また、この他にも、白血球数に代えて、単球集団の粒子数情報に含まれる粒子数又は好酸球集団の粒子数情報に含まれる粒子数を用いてもよい。
[2.感染症を識別するための粒子分析装置]
本発明の第2の実施形態は、少なくともデータ処理ユニット20を備える粒子分析装置50に関する。また、第2の実施形態において、粒子分析装置50は、データ処理ユニット20の他、測定ユニット10を備えていてもよい。さらに、第2の実施形態は、データ処理ユニット20と測定ユニット10がネットワーク等で通信可能に接続される粒子分析システムを包含しうる。第2の実施形態において、上記1.で既に説明されている用語については、説明を省略するが、上記1.における各用語についての説明は、第2の実施形態にも援用される。
[2−1.データ処理ユニットの構成]
図3に、データ処理ユニット20のハードウェアの構成を示す。データ処理ユニット20は、入力部30と、出力部31と、記憶媒体32と接続されていてもよい。
データ処理ユニット20において、CPU21と、主記憶部22と、ROM(read only memory)23と、補助記憶部24と、通信インタフェース(I/F)25と、入力インタフェース(I/F)26と、出力インタフェース(I/F)27と、メディアインターフェース(I/F)28は、バス29によって互いにデータ通信可能に接続されている。
CPU21は、データ処理ユニット20の処理部である。CPU21が、補助記憶部24又はROM23に記憶されているコンピュータプログラムを実行し、取得されるデータの処理を行うことにより、データ処理ユニット20が機能する。
ROM23は、マスクROM、PROM、EPROM、EEPROMなどによって構成され、CPU21により実行されるコンピュータプログラム及びこれに用いるデータが記録されている。CPU21はMPU21としてもよい。ROM23は、データ処理ユニット20の起動時に、CPU21によって実行されるブートプログラムやデータ処理ユニット20ハードウェアの動作に関連するプログラムや設定を記憶する。
主記憶部22は、SRAM又はDRAMなどのRAM(Random access memory)によって構成される。主記憶部22は、ROM23及び補助記憶部24に記録されているコンピュータプログラムの読み出しに用いられる。また、主記憶部22は、CPU21がこれらのコンピュータプログラムを実行するときの作業領域として利用される。

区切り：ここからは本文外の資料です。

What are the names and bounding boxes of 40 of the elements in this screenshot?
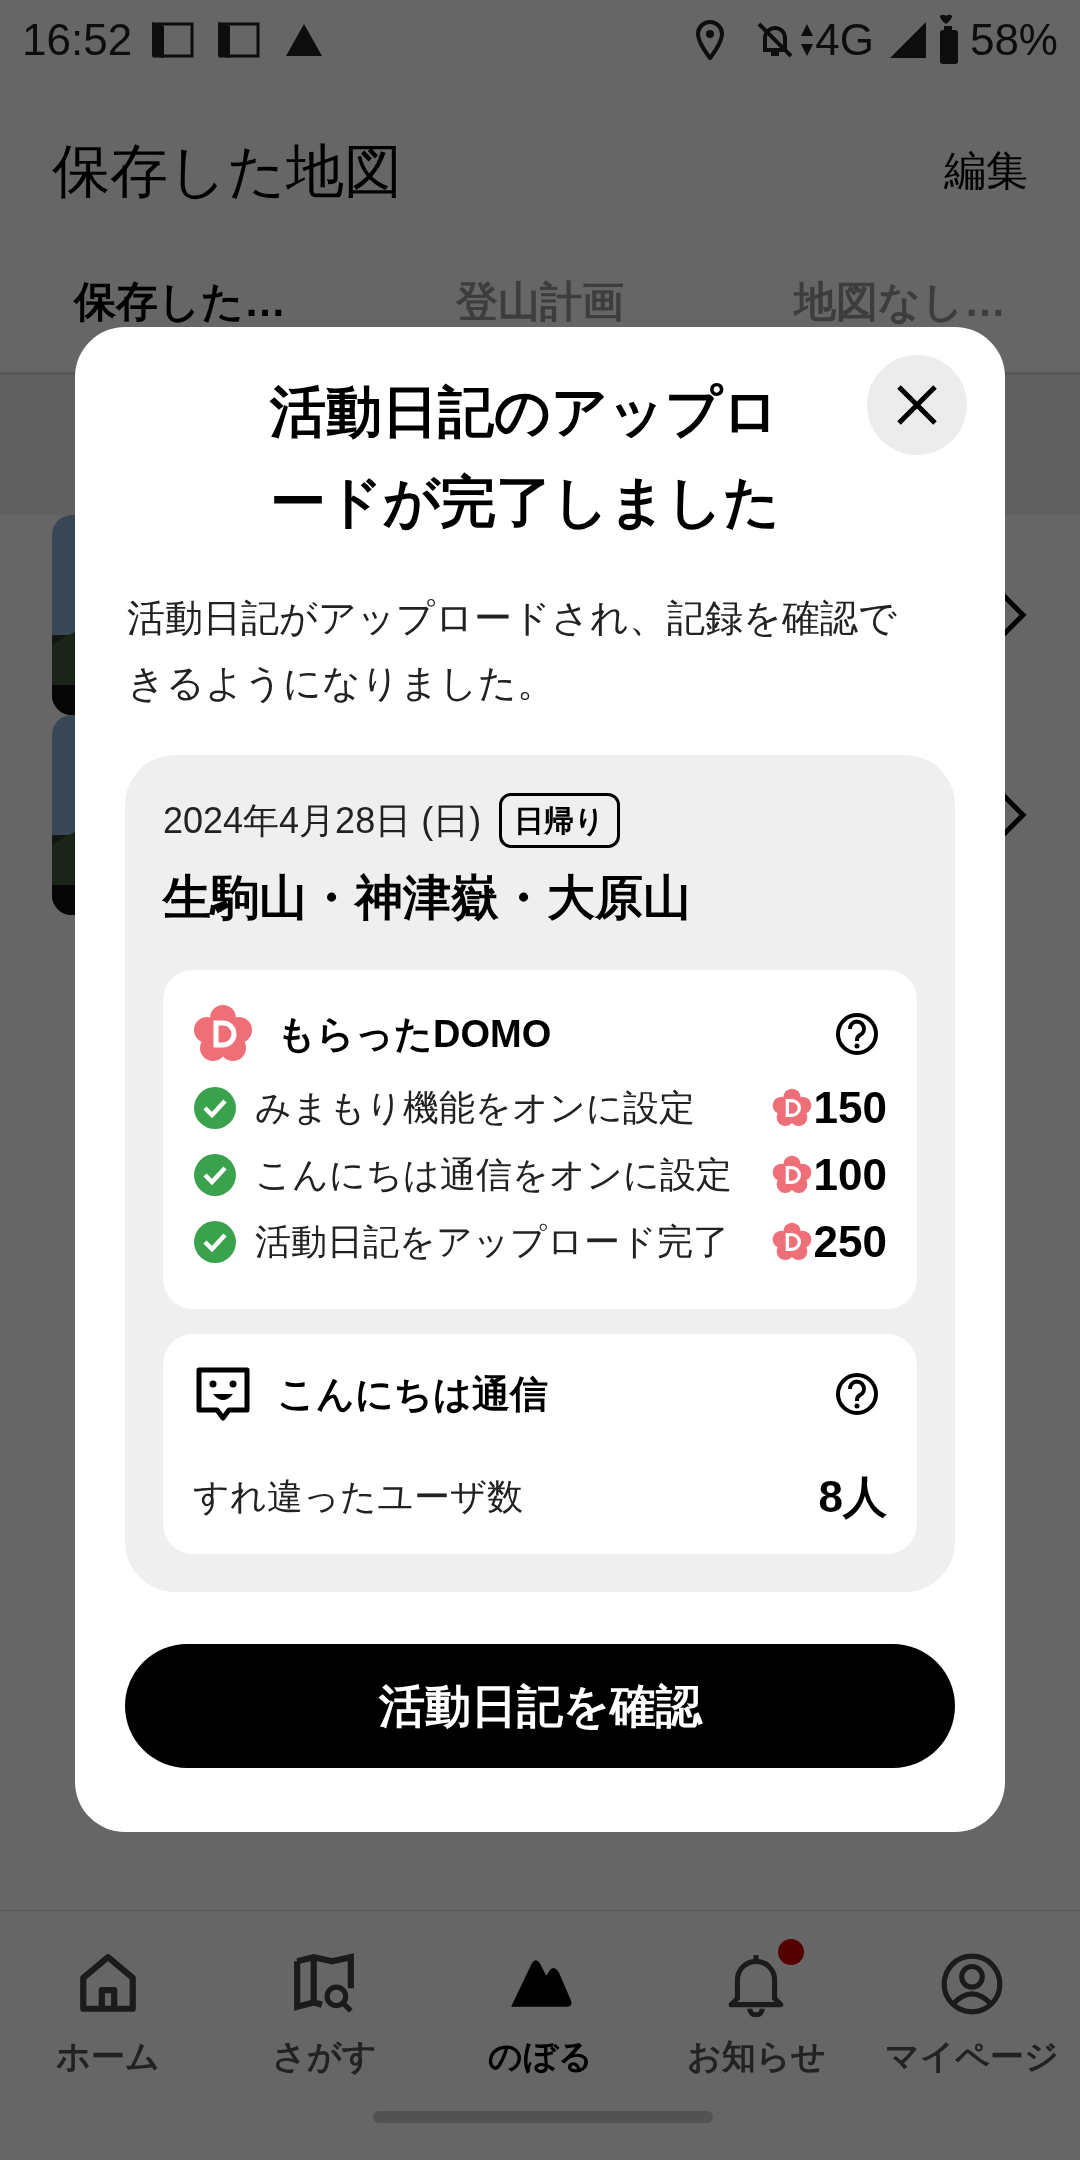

補助記憶部24は、ハードディスク、フラッシュメモリ等の半導体メモリ素子、光ディスク等によって構成される。補助記憶部24には、オペレーティングシステム及びアプリケーションプログラムなどの、CPU21に実行させるための種々のコンピュータプログラム及びコンピュータプログラムの実行に用いる各種設定データが記憶されている。具体的には、後述する感染症を識別するための粒子分析用コンピュータプログラム;リンパ球集団、単球集団、全好中球集団、対照好中球集団、好酸球集団、又は幼若顆粒球集団の粒子数情報を取得するための散乱光強度の範囲及び蛍光強度の範囲;第1閾値及び第2閾値等の設定値を不揮発性に記憶する。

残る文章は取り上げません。